Spock’s Beard are an American progressive/symphonic rock band who, in many ways symbolise the ethos of what Prog rock is all about. The ethos of Spock’s Beard has always been about moving forward and attempting to do something different. That they can still do this despite the loss of the stellar talented prog legend Neil Morse says something about the band.

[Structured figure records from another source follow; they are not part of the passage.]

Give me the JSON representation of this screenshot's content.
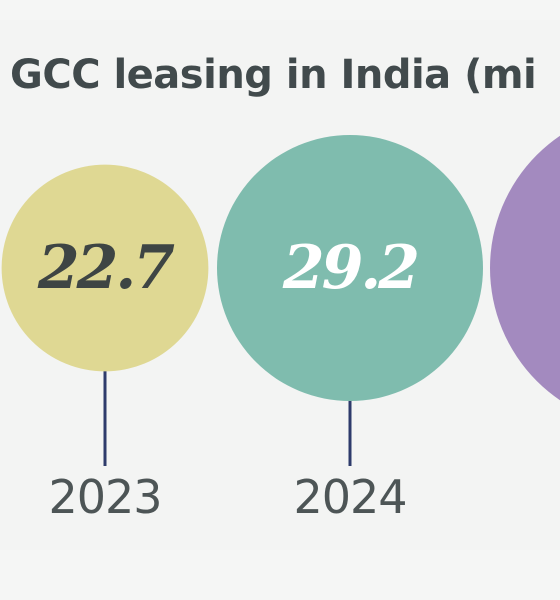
{
  "chart_data": {
    "type": "bubble",
    "title": "GCC leasing in India (mi",
    "categories": [
      "2023",
      "2024",
      ""
    ],
    "values": [
      22.7,
      29.2,
      null
    ],
    "value_labels": [
      "22.7",
      "29.2",
      ""
    ],
    "colors": [
      "#dfd893",
      "#7fbcae",
      "#a38abf"
    ],
    "label_colors": [
      "#3e4544",
      "#ffffff",
      "#ffffff"
    ],
    "connector_color": "#2e3b6b",
    "year_label_color": "#4d5556",
    "legend": "none",
    "grid": false
  }
}
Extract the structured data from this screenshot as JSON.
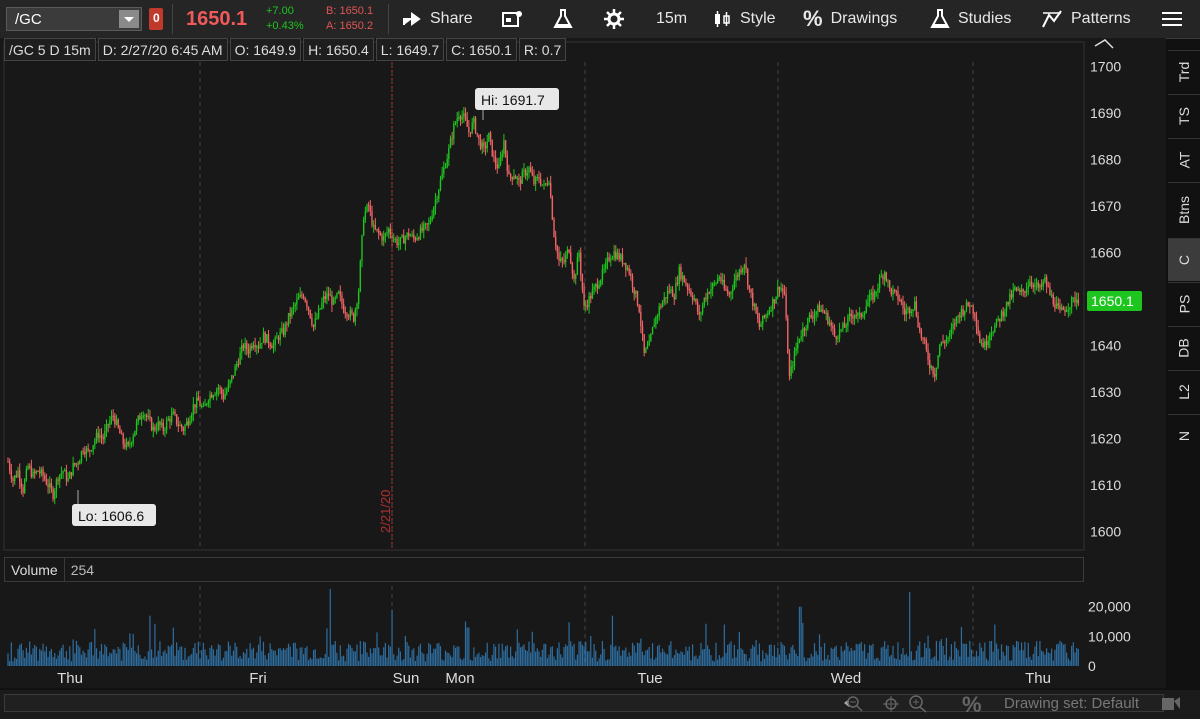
{
  "toolbar": {
    "symbol": "/GC",
    "alert_count": "0",
    "last_price": "1650.1",
    "net_change": "+7.00",
    "pct_change": "+0.43%",
    "bid": "B: 1650.1",
    "ask": "A: 1650.2",
    "share": "Share",
    "timeframe": "15m",
    "style": "Style",
    "drawings": "Drawings",
    "studies": "Studies",
    "patterns": "Patterns"
  },
  "info": {
    "chart_title": "/GC 5 D 15m",
    "date": "D: 2/27/20 6:45 AM",
    "open": "O: 1649.9",
    "high": "H: 1650.4",
    "low": "L: 1649.7",
    "close": "C: 1650.1",
    "range": "R: 0.7"
  },
  "volume_panel": {
    "label": "Volume",
    "value": "254"
  },
  "side_tabs": [
    "Trd",
    "TS",
    "AT",
    "Btns",
    "C",
    "PS",
    "DB",
    "L2",
    "N"
  ],
  "drawing_set": "Drawing set: Default",
  "chart_data": {
    "type": "candlestick",
    "symbol": "/GC",
    "interval": "15m",
    "price_axis": {
      "min": 1596,
      "max": 1704,
      "ticks": [
        1600,
        1610,
        1620,
        1630,
        1640,
        1650,
        1660,
        1670,
        1680,
        1690,
        1700
      ]
    },
    "volume_axis": {
      "min": 0,
      "max": 27000,
      "ticks": [
        "0",
        "10,000",
        "20,000"
      ],
      "tick_values": [
        0,
        10000,
        20000
      ]
    },
    "x_labels": [
      "Thu",
      "Fri",
      "Sun",
      "Mon",
      "Tue",
      "Wed",
      "Thu"
    ],
    "date_marker": "2/21/20",
    "hi_label": "Hi: 1691.7",
    "lo_label": "Lo: 1606.6",
    "current_price_label": "1650.1",
    "current_price": 1650.1,
    "high": 1691.7,
    "low": 1606.6,
    "up_color": "#1ec51e",
    "down_color": "#f06464",
    "volume_color": "#2e6ea0",
    "path": [
      1615,
      1611,
      1613,
      1609,
      1614,
      1612,
      1613,
      1612,
      1610,
      1608,
      1612,
      1613,
      1611,
      1614,
      1615,
      1618,
      1617,
      1619,
      1621,
      1620,
      1623,
      1625,
      1622,
      1619,
      1618,
      1621,
      1624,
      1626,
      1624,
      1622,
      1623,
      1622,
      1624,
      1625,
      1623,
      1622,
      1624,
      1627,
      1628,
      1626,
      1629,
      1630,
      1631,
      1629,
      1631,
      1634,
      1637,
      1640,
      1639,
      1641,
      1640,
      1642,
      1641,
      1640,
      1642,
      1643,
      1646,
      1648,
      1650,
      1651,
      1648,
      1644,
      1647,
      1650,
      1651,
      1649,
      1651,
      1648,
      1647,
      1646,
      1652,
      1668,
      1670,
      1665,
      1664,
      1663,
      1665,
      1663,
      1662,
      1663,
      1664,
      1663,
      1664,
      1665,
      1666,
      1670,
      1674,
      1678,
      1682,
      1687,
      1690,
      1689,
      1686,
      1688,
      1684,
      1682,
      1685,
      1680,
      1678,
      1684,
      1676,
      1677,
      1675,
      1677,
      1678,
      1675,
      1676,
      1674,
      1676,
      1664,
      1658,
      1658,
      1661,
      1654,
      1660,
      1648,
      1650,
      1652,
      1654,
      1656,
      1659,
      1660,
      1659,
      1658,
      1656,
      1652,
      1648,
      1638,
      1640,
      1645,
      1648,
      1650,
      1652,
      1651,
      1656,
      1654,
      1652,
      1650,
      1646,
      1650,
      1652,
      1653,
      1655,
      1652,
      1651,
      1654,
      1656,
      1658,
      1652,
      1648,
      1644,
      1646,
      1648,
      1650,
      1653,
      1651,
      1633,
      1638,
      1642,
      1644,
      1646,
      1647,
      1648,
      1647,
      1645,
      1642,
      1643,
      1644,
      1646,
      1647,
      1646,
      1648,
      1650,
      1651,
      1654,
      1656,
      1652,
      1651,
      1650,
      1647,
      1648,
      1649,
      1643,
      1640,
      1636,
      1634,
      1640,
      1641,
      1642,
      1645,
      1647,
      1648,
      1649,
      1647,
      1641,
      1640,
      1643,
      1644,
      1646,
      1648,
      1650,
      1652,
      1651,
      1652,
      1654,
      1653,
      1652,
      1654,
      1651,
      1649,
      1647,
      1648,
      1649,
      1650
    ]
  }
}
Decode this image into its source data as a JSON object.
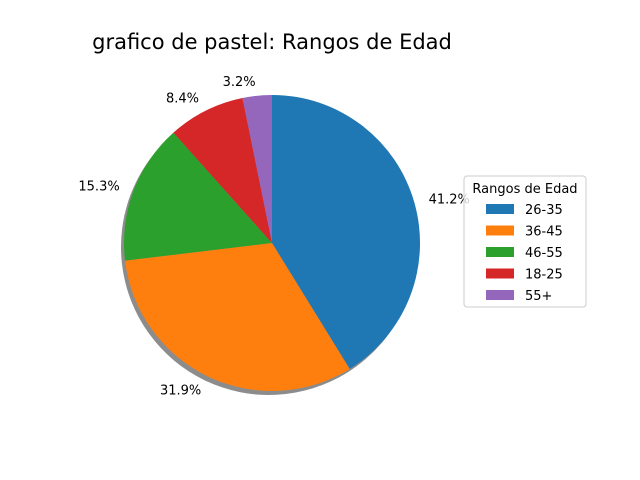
{
  "chart_data": {
    "type": "pie",
    "title": "grafico de pastel: Rangos de Edad",
    "legend_title": "Rangos de Edad",
    "legend_placement": "right",
    "start_angle_deg": 90,
    "direction": "clockwise",
    "shadow": true,
    "slices": [
      {
        "label": "26-35",
        "value": 41.2,
        "pct_label": "41.2%",
        "color": "#1f77b4"
      },
      {
        "label": "36-45",
        "value": 31.9,
        "pct_label": "31.9%",
        "color": "#ff7f0e"
      },
      {
        "label": "46-55",
        "value": 15.3,
        "pct_label": "15.3%",
        "color": "#2ca02c"
      },
      {
        "label": "18-25",
        "value": 8.4,
        "pct_label": "8.4%",
        "color": "#d62728"
      },
      {
        "label": "55+",
        "value": 3.2,
        "pct_label": "3.2%",
        "color": "#9467bd"
      }
    ]
  }
}
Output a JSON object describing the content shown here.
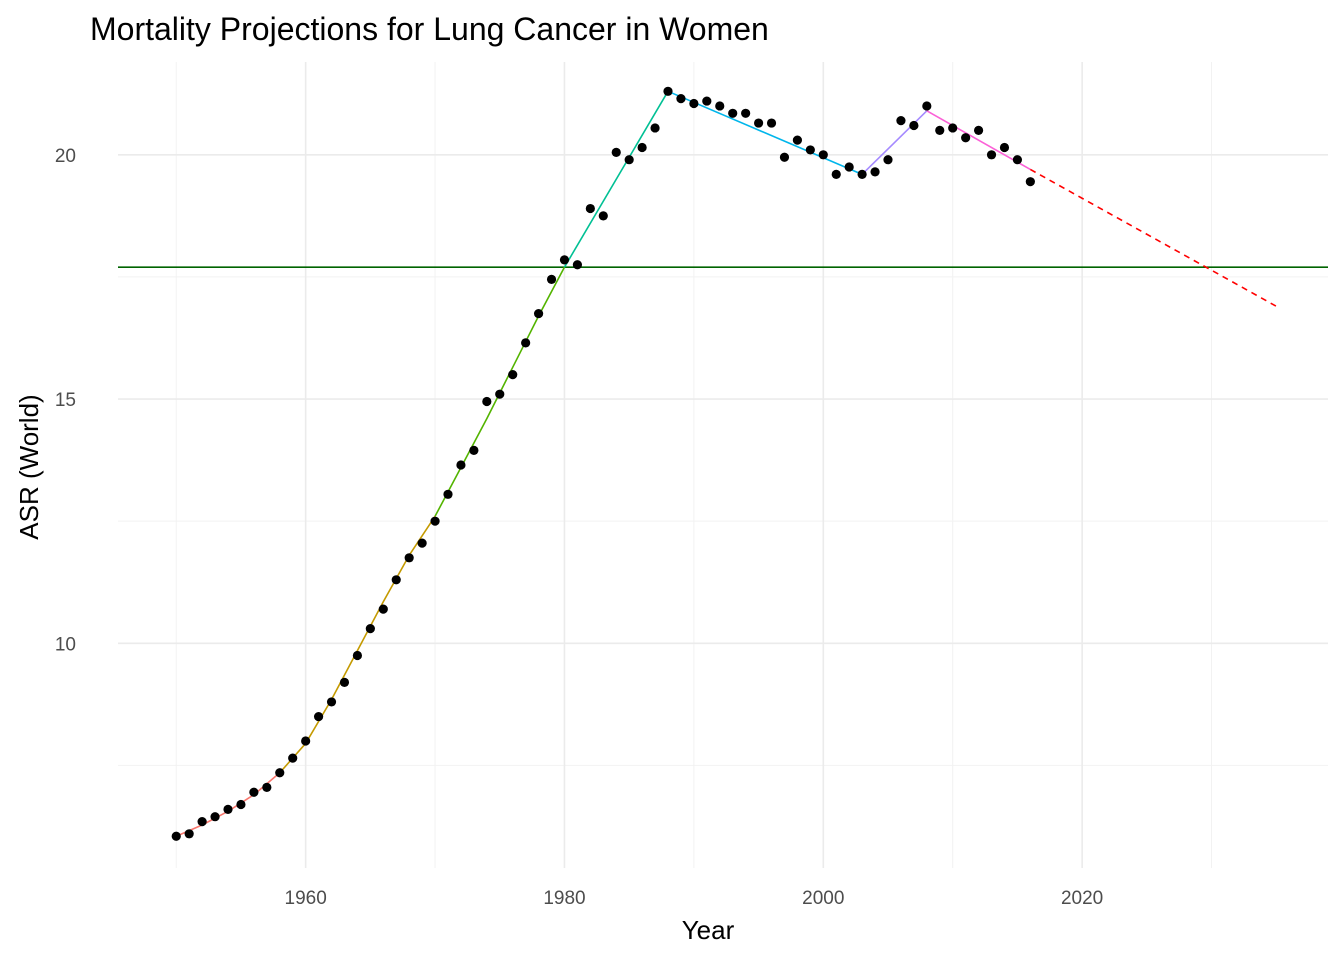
{
  "chart_data": {
    "type": "line",
    "title": "Mortality Projections for Lung Cancer in Women",
    "xlabel": "Year",
    "ylabel": "ASR (World)",
    "xlim": [
      1945.5,
      2039
    ],
    "ylim": [
      5.4,
      21.9
    ],
    "x_ticks": [
      1960,
      1980,
      2000,
      2020
    ],
    "x_tick_labels": [
      "1960",
      "1980",
      "2000",
      "2020"
    ],
    "x_minor_ticks": [
      1950,
      1970,
      1990,
      2010,
      2030
    ],
    "y_ticks": [
      10,
      15,
      20
    ],
    "y_tick_labels": [
      "10",
      "15",
      "20"
    ],
    "y_minor_ticks": [
      7.5,
      12.5,
      17.5
    ],
    "grid": true,
    "legend": "none",
    "observed": {
      "x": [
        1950,
        1951,
        1952,
        1953,
        1954,
        1955,
        1956,
        1957,
        1958,
        1959,
        1960,
        1961,
        1962,
        1963,
        1964,
        1965,
        1966,
        1967,
        1968,
        1969,
        1970,
        1971,
        1972,
        1973,
        1974,
        1975,
        1976,
        1977,
        1978,
        1979,
        1980,
        1981,
        1982,
        1983,
        1984,
        1985,
        1986,
        1987,
        1988,
        1989,
        1990,
        1991,
        1992,
        1993,
        1994,
        1995,
        1996,
        1997,
        1998,
        1999,
        2000,
        2001,
        2002,
        2003,
        2004,
        2005,
        2006,
        2007,
        2008,
        2009,
        2010,
        2011,
        2012,
        2013,
        2014,
        2015,
        2016
      ],
      "y": [
        6.05,
        6.1,
        6.35,
        6.45,
        6.6,
        6.7,
        6.95,
        7.05,
        7.35,
        7.65,
        8.0,
        8.5,
        8.8,
        9.2,
        9.75,
        10.3,
        10.7,
        11.3,
        11.75,
        12.05,
        12.5,
        13.05,
        13.65,
        13.95,
        14.95,
        15.1,
        15.5,
        16.15,
        16.75,
        17.45,
        17.85,
        17.75,
        18.9,
        18.75,
        20.05,
        19.9,
        20.15,
        20.55,
        21.3,
        21.15,
        21.05,
        21.1,
        21.0,
        20.85,
        20.85,
        20.65,
        20.65,
        19.95,
        20.3,
        20.1,
        20.0,
        19.6,
        19.75,
        19.6,
        19.65,
        19.9,
        20.7,
        20.6,
        21.0,
        20.5,
        20.55,
        20.35,
        20.5,
        20.0,
        20.15,
        19.9,
        19.45
      ]
    },
    "fitted_segments": [
      {
        "color": "#f8766d",
        "x": [
          1950,
          1952,
          1954,
          1956,
          1958
        ],
        "y": [
          6.05,
          6.28,
          6.56,
          6.9,
          7.35
        ]
      },
      {
        "color": "#c49a00",
        "x": [
          1958,
          1960,
          1962,
          1964,
          1966,
          1968,
          1970
        ],
        "y": [
          7.35,
          7.95,
          8.85,
          9.85,
          10.85,
          11.8,
          12.6
        ]
      },
      {
        "color": "#53b400",
        "x": [
          1970,
          1972,
          1974,
          1976,
          1978,
          1980
        ],
        "y": [
          12.6,
          13.6,
          14.6,
          15.65,
          16.7,
          17.7
        ]
      },
      {
        "color": "#00c094",
        "x": [
          1980,
          1988
        ],
        "y": [
          17.7,
          21.3
        ]
      },
      {
        "color": "#00b6eb",
        "x": [
          1988,
          2003
        ],
        "y": [
          21.3,
          19.6
        ]
      },
      {
        "color": "#a58aff",
        "x": [
          2003,
          2008
        ],
        "y": [
          19.6,
          20.9
        ]
      },
      {
        "color": "#fb61d7",
        "x": [
          2008,
          2016
        ],
        "y": [
          20.9,
          19.7
        ]
      }
    ],
    "projection": {
      "color": "#ff0000",
      "style": "dashed",
      "x": [
        2016,
        2035
      ],
      "y": [
        19.7,
        16.9
      ]
    },
    "reference_line": {
      "color": "#006400",
      "y": 17.7
    }
  }
}
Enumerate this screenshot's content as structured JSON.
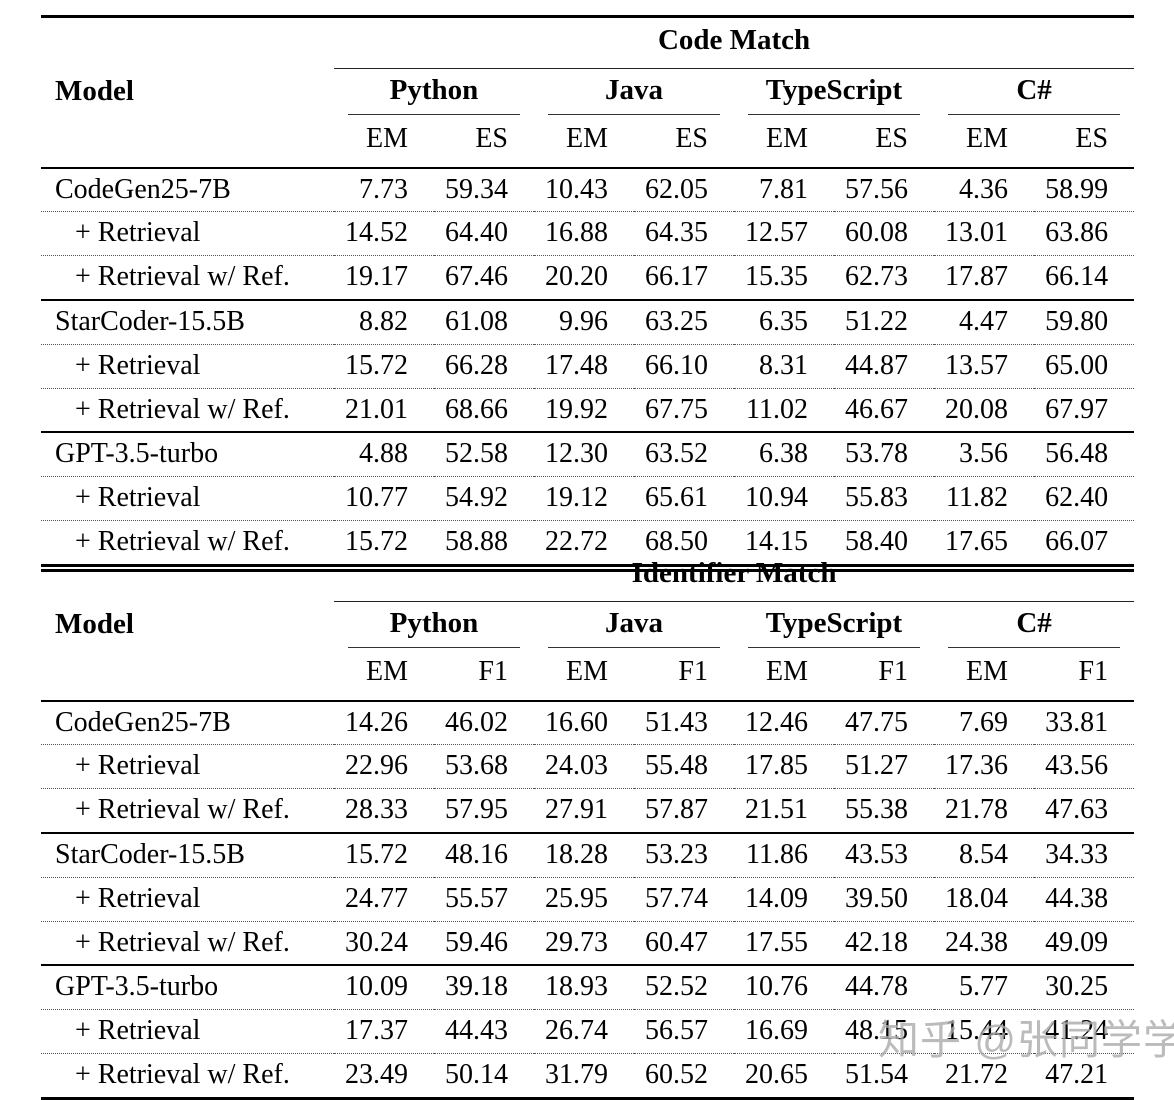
{
  "page": {
    "background": "#ffffff",
    "text_color": "#000000",
    "rule_color": "#000000"
  },
  "watermark": {
    "text": "知乎 @张同学学",
    "color": "#ababab"
  },
  "tables": [
    {
      "section_title": "Code Match",
      "model_header": "Model",
      "languages": [
        "Python",
        "Java",
        "TypeScript",
        "C#"
      ],
      "metrics": [
        "EM",
        "ES"
      ],
      "groups": [
        {
          "rows": [
            {
              "model": "CodeGen25-7B",
              "indent": false,
              "values": [
                "7.73",
                "59.34",
                "10.43",
                "62.05",
                "7.81",
                "57.56",
                "4.36",
                "58.99"
              ]
            },
            {
              "model": "+ Retrieval",
              "indent": true,
              "values": [
                "14.52",
                "64.40",
                "16.88",
                "64.35",
                "12.57",
                "60.08",
                "13.01",
                "63.86"
              ]
            },
            {
              "model": "+ Retrieval w/ Ref.",
              "indent": true,
              "values": [
                "19.17",
                "67.46",
                "20.20",
                "66.17",
                "15.35",
                "62.73",
                "17.87",
                "66.14"
              ]
            }
          ]
        },
        {
          "rows": [
            {
              "model": "StarCoder-15.5B",
              "indent": false,
              "values": [
                "8.82",
                "61.08",
                "9.96",
                "63.25",
                "6.35",
                "51.22",
                "4.47",
                "59.80"
              ]
            },
            {
              "model": "+ Retrieval",
              "indent": true,
              "values": [
                "15.72",
                "66.28",
                "17.48",
                "66.10",
                "8.31",
                "44.87",
                "13.57",
                "65.00"
              ]
            },
            {
              "model": "+ Retrieval w/ Ref.",
              "indent": true,
              "values": [
                "21.01",
                "68.66",
                "19.92",
                "67.75",
                "11.02",
                "46.67",
                "20.08",
                "67.97"
              ]
            }
          ]
        },
        {
          "rows": [
            {
              "model": "GPT-3.5-turbo",
              "indent": false,
              "values": [
                "4.88",
                "52.58",
                "12.30",
                "63.52",
                "6.38",
                "53.78",
                "3.56",
                "56.48"
              ]
            },
            {
              "model": "+ Retrieval",
              "indent": true,
              "values": [
                "10.77",
                "54.92",
                "19.12",
                "65.61",
                "10.94",
                "55.83",
                "11.82",
                "62.40"
              ]
            },
            {
              "model": "+ Retrieval w/ Ref.",
              "indent": true,
              "values": [
                "15.72",
                "58.88",
                "22.72",
                "68.50",
                "14.15",
                "58.40",
                "17.65",
                "66.07"
              ]
            }
          ]
        }
      ]
    },
    {
      "section_title": "Identifier Match",
      "model_header": "Model",
      "languages": [
        "Python",
        "Java",
        "TypeScript",
        "C#"
      ],
      "metrics": [
        "EM",
        "F1"
      ],
      "groups": [
        {
          "rows": [
            {
              "model": "CodeGen25-7B",
              "indent": false,
              "values": [
                "14.26",
                "46.02",
                "16.60",
                "51.43",
                "12.46",
                "47.75",
                "7.69",
                "33.81"
              ]
            },
            {
              "model": "+ Retrieval",
              "indent": true,
              "values": [
                "22.96",
                "53.68",
                "24.03",
                "55.48",
                "17.85",
                "51.27",
                "17.36",
                "43.56"
              ]
            },
            {
              "model": "+ Retrieval w/ Ref.",
              "indent": true,
              "values": [
                "28.33",
                "57.95",
                "27.91",
                "57.87",
                "21.51",
                "55.38",
                "21.78",
                "47.63"
              ]
            }
          ]
        },
        {
          "rows": [
            {
              "model": "StarCoder-15.5B",
              "indent": false,
              "values": [
                "15.72",
                "48.16",
                "18.28",
                "53.23",
                "11.86",
                "43.53",
                "8.54",
                "34.33"
              ]
            },
            {
              "model": "+ Retrieval",
              "indent": true,
              "values": [
                "24.77",
                "55.57",
                "25.95",
                "57.74",
                "14.09",
                "39.50",
                "18.04",
                "44.38"
              ]
            },
            {
              "model": "+ Retrieval w/ Ref.",
              "indent": true,
              "values": [
                "30.24",
                "59.46",
                "29.73",
                "60.47",
                "17.55",
                "42.18",
                "24.38",
                "49.09"
              ]
            }
          ]
        },
        {
          "rows": [
            {
              "model": "GPT-3.5-turbo",
              "indent": false,
              "values": [
                "10.09",
                "39.18",
                "18.93",
                "52.52",
                "10.76",
                "44.78",
                "5.77",
                "30.25"
              ]
            },
            {
              "model": "+ Retrieval",
              "indent": true,
              "values": [
                "17.37",
                "44.43",
                "26.74",
                "56.57",
                "16.69",
                "48.15",
                "15.44",
                "41.24"
              ]
            },
            {
              "model": "+ Retrieval w/ Ref.",
              "indent": true,
              "values": [
                "23.49",
                "50.14",
                "31.79",
                "60.52",
                "20.65",
                "51.54",
                "21.72",
                "47.21"
              ]
            }
          ]
        }
      ]
    }
  ]
}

On this their thirteenth studio album, a two-CD set, original members Alan Morse, Ryo Okomoto, Dave Merros and Ted Leonard are rejoined on drums by original drummer Nick D’Virgilio, who left in 2011, and the band have embraced the challenge of keeping themselves moving forward with new approaches to their music. They claim “we’ve always been about evolution rather than revolution, but what we’ve done this time is to make the songs more melodic”. The songs on the album are catchy, with a few memorable hooks, a little more accessible but they still include the prog touches Spock’s Beard are renowned for. Ryo says “we still love our crazy prog but now we appreciate how important it is to grab peoples attention early on”.
The first disc opens with ‘To Breathe Another Day’, a somewhat more rockier tune than the band are usually associated with, but the pace slows somewhat as the album progresses, and the quirkiness associated with Spock’s beard is manifest on ‘Somebody’s Home’, which features a viola and violins added to the mix, plus a blistering guitar break from Alan Morse.
The band are known for their occasional epic tracks, and ‘Have We all gone crazy yet?’ comes close to being one and, at eight minutes, the longest track on the album. This track is certain to be a monster onstage. However, for me, ‘One So Wise’ is the standout track, with some great playing from the band. They even include an instrumental track, ‘Box of Spiders’, which is the kind of complex music bands like Rush have previously attempted. How is it, despite the sheer skill of every player in the band, members of Spock’s Beard never figure in the lists of top prog musicians?
There’s a second disc comprising four tracks from the cutting room floor, and they’re quite short tracks, also including another instrumental, ‘Armageddon’, and for the most part they’re more commercially oriented than the tracks on the first CD.
Alongside Dream Theatre and Steven Wilson, Spock’s Beard are absolutely entitled to claim some of the credit for the resurgence of Prog rock in the past decade, with all such bands being unafraid to move away from their comfort zones and attempt something different, surely what good prog is all about.